Appellants’ 1st, 2nd, and 3rd propositions assert that there is irreconcilable conflict in the jury’s answers to special issues No. 45 and 46. Special issue No. 45 and the jury’s answer thereto-read as follows: “Do you find from a preponderance of the evidence that the plaintiff’s present incapacity, if any, whether partial or total, is not the result of a prior injury received by plaintiff before October 24, 1937?” Answer: “His present incapacity is not the result of a prior injury.”

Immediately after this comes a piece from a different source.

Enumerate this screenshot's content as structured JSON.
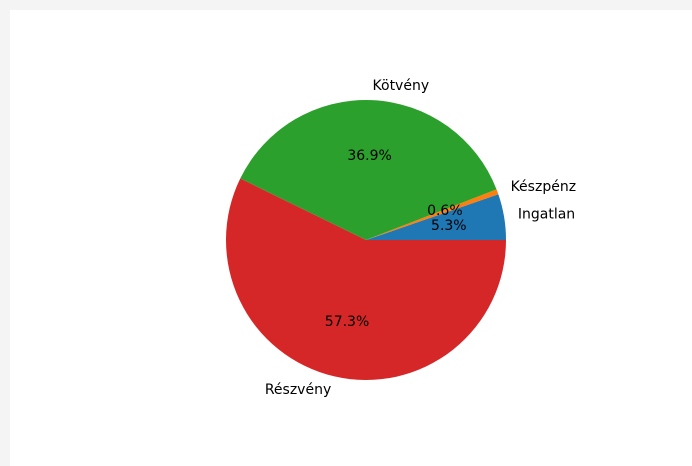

Special issue No. 46 and the jury’s answer thereto reads as follows: “What, do you find, from a preponderance of the evidence, to be the per cent of plaintiff’s present incapacity, if any, whether total or partial, is not attributable to or connected with or caused by previous injuries sustained by plaintiff prior to .October 24, 1937? Answer in percentage, if any.” Answer: “No percentage.”

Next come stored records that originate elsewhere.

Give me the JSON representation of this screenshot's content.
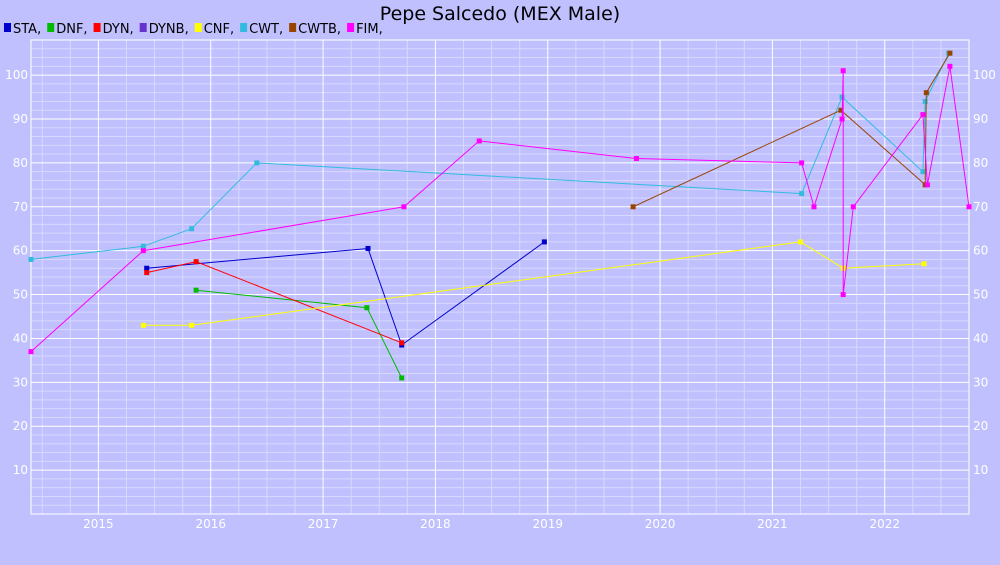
{
  "chart_data": {
    "type": "line",
    "title": "Pepe Salcedo (MEX Male)",
    "xlabel": "",
    "ylabel": "",
    "x_axis": "time",
    "xlim": [
      2014.4,
      2022.75
    ],
    "ylim": [
      0,
      108
    ],
    "x_ticks": [
      "2015",
      "2016",
      "2017",
      "2018",
      "2019",
      "2020",
      "2021",
      "2022"
    ],
    "y_ticks": [
      10,
      20,
      30,
      40,
      50,
      60,
      70,
      80,
      90,
      100
    ],
    "y_axis_both_sides": true,
    "grid": true,
    "legend_position": "top-left",
    "colors": {
      "background": "#c0c0ff",
      "grid": "#ffffff",
      "axis": "#ffffff"
    },
    "series": [
      {
        "name": "STA",
        "color": "#0000cc",
        "points": [
          [
            2015.43,
            56
          ],
          [
            2017.4,
            60.5
          ],
          [
            2017.7,
            38.5
          ],
          [
            2018.97,
            62
          ]
        ]
      },
      {
        "name": "DNF",
        "color": "#00bb00",
        "points": [
          [
            2015.87,
            51
          ],
          [
            2017.39,
            47
          ],
          [
            2017.7,
            31
          ]
        ]
      },
      {
        "name": "DYN",
        "color": "#ff0000",
        "points": [
          [
            2015.43,
            55
          ],
          [
            2015.87,
            57.5
          ],
          [
            2017.7,
            39
          ]
        ]
      },
      {
        "name": "DYNB",
        "color": "#6633cc",
        "points": []
      },
      {
        "name": "CNF",
        "color": "#ffff00",
        "points": [
          [
            2015.4,
            43
          ],
          [
            2015.83,
            43
          ],
          [
            2021.25,
            62
          ],
          [
            2021.63,
            56
          ],
          [
            2022.35,
            57
          ]
        ]
      },
      {
        "name": "CWT",
        "color": "#33bbdd",
        "points": [
          [
            2014.4,
            58
          ],
          [
            2015.4,
            61
          ],
          [
            2015.83,
            65
          ],
          [
            2016.41,
            80
          ],
          [
            2021.26,
            73
          ],
          [
            2021.62,
            95
          ],
          [
            2022.34,
            78
          ],
          [
            2022.36,
            94
          ],
          [
            2022.57,
            105
          ]
        ]
      },
      {
        "name": "CWTB",
        "color": "#994400",
        "points": [
          [
            2019.76,
            70
          ],
          [
            2021.61,
            92
          ],
          [
            2022.36,
            75
          ],
          [
            2022.37,
            96
          ],
          [
            2022.58,
            105
          ]
        ]
      },
      {
        "name": "FIM",
        "color": "#ff00ff",
        "points": [
          [
            2014.4,
            37
          ],
          [
            2015.4,
            60
          ],
          [
            2017.72,
            70
          ],
          [
            2018.39,
            85
          ],
          [
            2019.79,
            81
          ],
          [
            2021.26,
            80
          ],
          [
            2021.37,
            70
          ],
          [
            2021.62,
            90
          ],
          [
            2021.63,
            101
          ],
          [
            2021.63,
            50
          ],
          [
            2021.72,
            70
          ],
          [
            2022.34,
            91
          ],
          [
            2022.38,
            75
          ],
          [
            2022.58,
            102
          ],
          [
            2022.75,
            70
          ]
        ]
      }
    ]
  }
}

It is the contention of appellants, since question No. 46 is phrased in the negative, *838 that the answer, “No percentage”, means “No percentage of plaintiff’s present incapacity is not attributable to or connected with or caused by previous injury,” and that the same amounts to an affirmative finding “that 100% or all plaintiff’s present incapacity is the result of a prior injury,” and that such answer is in irreconcilable conflict with the jury’s answer to special issue No. 45. It is the duty of the court to reconcile apparent conflict in jury answers to material issues if it can be reasonably done in the light of the pleadings and evidence. 41 T.J. 1224, § 360 et seq. If given the meaning placed on it by appellants’ construction, the answer to special issue No. 46 would be without any support in the evidence. But reconciliation of apparent conflict is not to be determined by the fact that the answer to one of the issues is without support in evidence, when, as here, the remedy of motion to render judgment non obstante veredicto, as provided by Article 2211, Vernon’s Ann. Civ. Statutes, was not pursued in the trial court. Hines v. Parks, 128 Tex. 289,. 96 S.W.2d 970. It will be observed that special issue No. 46 is duplicitous by inquiring as to what percentage, if any, of appellee’s present incapacity is not (1) attributable to, (2) or connected with, (3) or caused by, previous injuries. Since in answer to a plain and unambiguous question (special issue No.